Proving sufficiency of a statistic using the expectation

Question

I am blocked trying to solve the following question. I would appreciate if someone could give me a hint.

Let $X_1,\ldots,X_n$ be $n$ independent random variables following a continuous uniform distribution $U(0,\theta)$, with $\theta>0$. Let $W=\max(X_1,\ldots,X_n)$. I have proved that, for any measurable and bounded functions $h:\mathbb{R}^n\to\mathbb{R}$ and $g:\mathbb{R}\to\mathbb{R}$, $$\mathbb{E}_\theta[h(X_1,\ldots,X_n)g(W)]=\int_{-\infty}^{\infty}H(s)g(s)f_W(s;\theta)ds,\tag{1}$$ where $f_W(s)$ is the density function of the random variable $W$ and $H(s)$ is a function which does not depend on $\theta$. I would like to deduce from (1) the sufficiency of $W$ (which is intuitively clear for me) but I get stuck in all my trials. I have tried by writing the the distribution functions in terms of the expectation of an indicator function conditioned to the value of $W$ and then applying the properties of the conditioned expectation, but I cannot get something clear.

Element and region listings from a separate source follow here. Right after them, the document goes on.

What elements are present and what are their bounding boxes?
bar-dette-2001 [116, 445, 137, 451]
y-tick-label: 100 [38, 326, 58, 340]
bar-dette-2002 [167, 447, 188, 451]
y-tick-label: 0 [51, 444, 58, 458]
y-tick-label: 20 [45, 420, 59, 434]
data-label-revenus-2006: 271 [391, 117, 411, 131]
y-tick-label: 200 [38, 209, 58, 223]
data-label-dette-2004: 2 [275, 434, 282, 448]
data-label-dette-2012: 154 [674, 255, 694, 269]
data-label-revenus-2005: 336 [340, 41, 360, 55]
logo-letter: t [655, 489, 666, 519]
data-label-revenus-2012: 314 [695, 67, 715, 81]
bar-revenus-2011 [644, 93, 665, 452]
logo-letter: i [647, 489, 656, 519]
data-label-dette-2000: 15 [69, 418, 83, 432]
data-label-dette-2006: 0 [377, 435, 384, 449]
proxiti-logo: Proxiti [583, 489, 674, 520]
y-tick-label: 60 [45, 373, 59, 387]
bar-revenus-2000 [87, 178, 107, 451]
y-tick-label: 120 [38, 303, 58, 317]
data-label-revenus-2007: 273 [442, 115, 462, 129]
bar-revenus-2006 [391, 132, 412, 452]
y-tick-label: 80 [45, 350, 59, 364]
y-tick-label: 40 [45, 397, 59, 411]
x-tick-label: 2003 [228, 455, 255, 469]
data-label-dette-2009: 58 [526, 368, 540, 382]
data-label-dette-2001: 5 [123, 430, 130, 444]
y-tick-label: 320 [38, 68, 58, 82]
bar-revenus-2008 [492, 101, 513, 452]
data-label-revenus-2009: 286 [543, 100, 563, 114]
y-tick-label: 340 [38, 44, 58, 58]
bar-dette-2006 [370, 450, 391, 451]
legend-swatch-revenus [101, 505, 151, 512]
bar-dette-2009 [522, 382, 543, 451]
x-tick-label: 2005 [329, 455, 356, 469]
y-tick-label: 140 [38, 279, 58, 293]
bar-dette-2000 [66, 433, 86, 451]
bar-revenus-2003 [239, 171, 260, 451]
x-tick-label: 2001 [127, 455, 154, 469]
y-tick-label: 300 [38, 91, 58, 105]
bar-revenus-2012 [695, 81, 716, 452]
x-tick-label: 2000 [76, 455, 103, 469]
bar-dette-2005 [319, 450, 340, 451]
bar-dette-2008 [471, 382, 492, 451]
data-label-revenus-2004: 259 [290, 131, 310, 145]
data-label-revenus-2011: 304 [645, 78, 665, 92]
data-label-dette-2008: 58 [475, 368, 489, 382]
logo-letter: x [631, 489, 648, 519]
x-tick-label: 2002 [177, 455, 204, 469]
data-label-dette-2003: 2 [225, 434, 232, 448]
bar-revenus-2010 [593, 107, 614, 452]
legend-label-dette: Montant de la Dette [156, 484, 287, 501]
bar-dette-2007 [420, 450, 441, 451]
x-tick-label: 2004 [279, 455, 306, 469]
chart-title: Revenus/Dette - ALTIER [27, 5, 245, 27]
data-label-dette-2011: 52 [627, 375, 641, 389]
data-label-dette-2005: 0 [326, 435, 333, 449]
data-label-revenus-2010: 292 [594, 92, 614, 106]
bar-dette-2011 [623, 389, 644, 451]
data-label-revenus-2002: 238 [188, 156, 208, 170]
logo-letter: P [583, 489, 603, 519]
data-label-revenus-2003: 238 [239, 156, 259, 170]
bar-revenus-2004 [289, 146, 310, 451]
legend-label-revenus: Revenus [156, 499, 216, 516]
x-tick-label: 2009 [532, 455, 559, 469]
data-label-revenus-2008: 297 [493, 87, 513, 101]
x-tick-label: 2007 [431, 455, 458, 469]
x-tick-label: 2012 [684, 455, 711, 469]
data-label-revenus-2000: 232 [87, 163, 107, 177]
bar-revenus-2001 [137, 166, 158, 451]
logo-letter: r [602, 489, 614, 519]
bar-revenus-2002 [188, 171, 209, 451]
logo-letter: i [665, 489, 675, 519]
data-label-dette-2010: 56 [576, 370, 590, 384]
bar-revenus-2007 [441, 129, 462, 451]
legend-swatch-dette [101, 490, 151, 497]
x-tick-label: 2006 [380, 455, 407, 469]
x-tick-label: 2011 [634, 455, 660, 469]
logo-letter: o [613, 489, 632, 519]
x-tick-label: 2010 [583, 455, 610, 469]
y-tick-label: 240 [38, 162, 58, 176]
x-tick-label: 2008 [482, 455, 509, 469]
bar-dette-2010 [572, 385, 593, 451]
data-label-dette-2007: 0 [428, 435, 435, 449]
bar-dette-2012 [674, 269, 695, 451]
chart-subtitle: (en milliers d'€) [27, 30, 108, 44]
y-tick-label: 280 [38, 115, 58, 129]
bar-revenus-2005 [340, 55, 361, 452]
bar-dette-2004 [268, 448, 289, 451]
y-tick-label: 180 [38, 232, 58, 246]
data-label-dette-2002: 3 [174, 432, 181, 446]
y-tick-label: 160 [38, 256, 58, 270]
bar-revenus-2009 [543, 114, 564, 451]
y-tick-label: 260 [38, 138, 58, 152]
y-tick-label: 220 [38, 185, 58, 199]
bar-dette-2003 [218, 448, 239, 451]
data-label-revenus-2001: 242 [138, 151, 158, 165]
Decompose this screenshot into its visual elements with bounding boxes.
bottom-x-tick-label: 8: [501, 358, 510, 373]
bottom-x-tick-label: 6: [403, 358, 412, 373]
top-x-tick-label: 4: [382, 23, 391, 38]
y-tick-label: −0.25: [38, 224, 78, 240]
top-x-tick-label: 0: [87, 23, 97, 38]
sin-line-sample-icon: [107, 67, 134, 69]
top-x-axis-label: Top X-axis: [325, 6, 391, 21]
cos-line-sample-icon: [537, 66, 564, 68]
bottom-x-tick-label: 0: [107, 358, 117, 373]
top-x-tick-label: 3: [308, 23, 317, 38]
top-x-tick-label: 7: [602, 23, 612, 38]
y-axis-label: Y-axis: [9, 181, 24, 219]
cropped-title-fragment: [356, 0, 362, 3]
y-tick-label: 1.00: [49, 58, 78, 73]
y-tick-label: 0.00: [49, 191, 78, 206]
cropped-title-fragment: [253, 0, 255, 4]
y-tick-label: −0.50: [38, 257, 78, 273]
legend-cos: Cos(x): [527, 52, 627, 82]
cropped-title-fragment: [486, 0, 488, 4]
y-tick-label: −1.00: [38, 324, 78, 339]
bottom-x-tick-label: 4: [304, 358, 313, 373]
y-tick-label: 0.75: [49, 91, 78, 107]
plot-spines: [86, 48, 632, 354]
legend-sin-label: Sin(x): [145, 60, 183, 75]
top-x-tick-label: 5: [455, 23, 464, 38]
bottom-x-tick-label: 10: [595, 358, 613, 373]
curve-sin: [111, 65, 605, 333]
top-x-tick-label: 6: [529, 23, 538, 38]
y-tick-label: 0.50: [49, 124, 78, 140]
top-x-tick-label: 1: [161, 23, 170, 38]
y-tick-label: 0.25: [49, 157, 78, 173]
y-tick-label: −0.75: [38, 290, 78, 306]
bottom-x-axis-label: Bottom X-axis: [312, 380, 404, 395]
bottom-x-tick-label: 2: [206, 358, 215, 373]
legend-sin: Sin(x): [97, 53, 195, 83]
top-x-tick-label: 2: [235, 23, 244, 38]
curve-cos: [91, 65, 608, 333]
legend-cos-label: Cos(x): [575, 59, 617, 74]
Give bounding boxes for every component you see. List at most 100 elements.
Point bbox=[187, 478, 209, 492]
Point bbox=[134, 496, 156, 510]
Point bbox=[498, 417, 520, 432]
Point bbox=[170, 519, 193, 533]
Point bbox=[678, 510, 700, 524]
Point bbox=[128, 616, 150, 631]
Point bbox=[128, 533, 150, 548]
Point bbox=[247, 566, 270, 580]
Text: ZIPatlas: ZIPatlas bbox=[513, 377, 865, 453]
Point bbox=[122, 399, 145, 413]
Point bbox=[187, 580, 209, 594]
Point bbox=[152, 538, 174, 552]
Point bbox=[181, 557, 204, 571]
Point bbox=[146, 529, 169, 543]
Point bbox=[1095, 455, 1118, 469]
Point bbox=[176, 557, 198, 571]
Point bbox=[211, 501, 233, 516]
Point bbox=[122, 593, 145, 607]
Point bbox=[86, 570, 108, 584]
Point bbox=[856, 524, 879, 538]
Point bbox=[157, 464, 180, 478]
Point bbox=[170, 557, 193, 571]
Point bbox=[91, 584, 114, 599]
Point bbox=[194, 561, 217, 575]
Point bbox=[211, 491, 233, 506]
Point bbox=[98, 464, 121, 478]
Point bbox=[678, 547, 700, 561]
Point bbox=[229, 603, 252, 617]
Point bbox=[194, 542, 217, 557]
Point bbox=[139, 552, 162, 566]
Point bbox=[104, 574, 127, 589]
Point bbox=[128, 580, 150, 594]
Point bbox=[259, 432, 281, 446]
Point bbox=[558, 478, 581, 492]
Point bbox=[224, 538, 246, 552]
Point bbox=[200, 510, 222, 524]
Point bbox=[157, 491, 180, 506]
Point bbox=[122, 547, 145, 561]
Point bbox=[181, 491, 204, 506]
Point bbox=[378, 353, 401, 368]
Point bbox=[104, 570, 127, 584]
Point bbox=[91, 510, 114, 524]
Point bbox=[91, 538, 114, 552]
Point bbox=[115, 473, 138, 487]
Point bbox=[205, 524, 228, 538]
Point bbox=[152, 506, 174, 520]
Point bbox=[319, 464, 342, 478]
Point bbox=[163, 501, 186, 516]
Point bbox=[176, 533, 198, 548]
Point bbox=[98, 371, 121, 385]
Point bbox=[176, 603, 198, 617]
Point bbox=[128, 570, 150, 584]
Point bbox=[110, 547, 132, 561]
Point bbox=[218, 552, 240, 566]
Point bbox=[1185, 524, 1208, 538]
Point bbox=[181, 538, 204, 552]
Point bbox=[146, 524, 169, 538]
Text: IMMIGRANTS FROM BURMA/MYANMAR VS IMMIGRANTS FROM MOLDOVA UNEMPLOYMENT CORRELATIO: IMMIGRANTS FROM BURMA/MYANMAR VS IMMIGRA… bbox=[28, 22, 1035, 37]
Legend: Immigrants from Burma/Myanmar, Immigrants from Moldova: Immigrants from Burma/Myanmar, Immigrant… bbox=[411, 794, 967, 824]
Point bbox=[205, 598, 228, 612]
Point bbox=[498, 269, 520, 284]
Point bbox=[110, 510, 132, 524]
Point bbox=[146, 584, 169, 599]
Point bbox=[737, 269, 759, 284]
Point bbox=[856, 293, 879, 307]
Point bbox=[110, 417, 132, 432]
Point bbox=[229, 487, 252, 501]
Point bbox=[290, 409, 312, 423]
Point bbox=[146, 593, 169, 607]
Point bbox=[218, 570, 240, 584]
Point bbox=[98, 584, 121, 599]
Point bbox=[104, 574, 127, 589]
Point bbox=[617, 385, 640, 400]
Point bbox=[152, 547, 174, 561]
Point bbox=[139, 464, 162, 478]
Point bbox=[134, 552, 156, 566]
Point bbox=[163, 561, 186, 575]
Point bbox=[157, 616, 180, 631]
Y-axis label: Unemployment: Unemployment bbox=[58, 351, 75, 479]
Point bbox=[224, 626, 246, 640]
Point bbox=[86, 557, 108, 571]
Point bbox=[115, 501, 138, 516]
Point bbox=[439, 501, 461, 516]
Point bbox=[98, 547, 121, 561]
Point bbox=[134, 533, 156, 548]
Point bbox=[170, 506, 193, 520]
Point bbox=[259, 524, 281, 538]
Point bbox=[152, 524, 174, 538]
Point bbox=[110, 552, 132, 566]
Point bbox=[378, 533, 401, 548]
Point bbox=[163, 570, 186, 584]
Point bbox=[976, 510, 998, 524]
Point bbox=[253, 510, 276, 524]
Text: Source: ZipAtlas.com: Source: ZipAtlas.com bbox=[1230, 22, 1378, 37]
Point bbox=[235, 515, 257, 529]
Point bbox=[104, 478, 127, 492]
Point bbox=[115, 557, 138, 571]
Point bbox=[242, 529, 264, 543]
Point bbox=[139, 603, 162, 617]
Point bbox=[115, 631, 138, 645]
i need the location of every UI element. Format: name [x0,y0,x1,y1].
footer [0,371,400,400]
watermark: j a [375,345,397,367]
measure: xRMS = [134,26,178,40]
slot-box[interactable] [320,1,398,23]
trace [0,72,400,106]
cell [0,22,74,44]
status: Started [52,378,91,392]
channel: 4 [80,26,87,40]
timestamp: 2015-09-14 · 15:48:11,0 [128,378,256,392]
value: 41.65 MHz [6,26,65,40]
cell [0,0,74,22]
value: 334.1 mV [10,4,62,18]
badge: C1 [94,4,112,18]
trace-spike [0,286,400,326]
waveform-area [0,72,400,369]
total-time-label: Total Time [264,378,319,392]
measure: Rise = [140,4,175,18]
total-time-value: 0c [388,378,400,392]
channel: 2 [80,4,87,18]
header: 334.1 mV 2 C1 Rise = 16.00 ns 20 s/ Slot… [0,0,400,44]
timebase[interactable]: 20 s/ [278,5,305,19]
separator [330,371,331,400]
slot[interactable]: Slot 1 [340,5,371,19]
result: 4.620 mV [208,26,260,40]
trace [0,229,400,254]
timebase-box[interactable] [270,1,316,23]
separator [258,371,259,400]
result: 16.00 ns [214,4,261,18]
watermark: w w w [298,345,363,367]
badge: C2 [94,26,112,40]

Could anyone give me some ideas?

Answer 1

The equation (1) shows that, for any measurable function $h:\mathbb R^n\mapsto\mathbb R$, $$\mathbb E_\theta^W[\mathbb E_\theta\{h(X_1,\ldots,X_n)|W\}]=\mathbb E_\theta^W[ H(W)]$$ hence that, almost surely, for any measurable function $h:\mathbb R^n\mapsto\mathbb R$, $$\mathbb E_\theta\{h(X_1,\ldots,X_n)|W\} = H(W)$$ is constant in $\theta$. This implies that the conditional distribution of $(X_1,\ldots,X_N)$ given $W$ is constant in $\theta$, which is the original definition of sufficiency.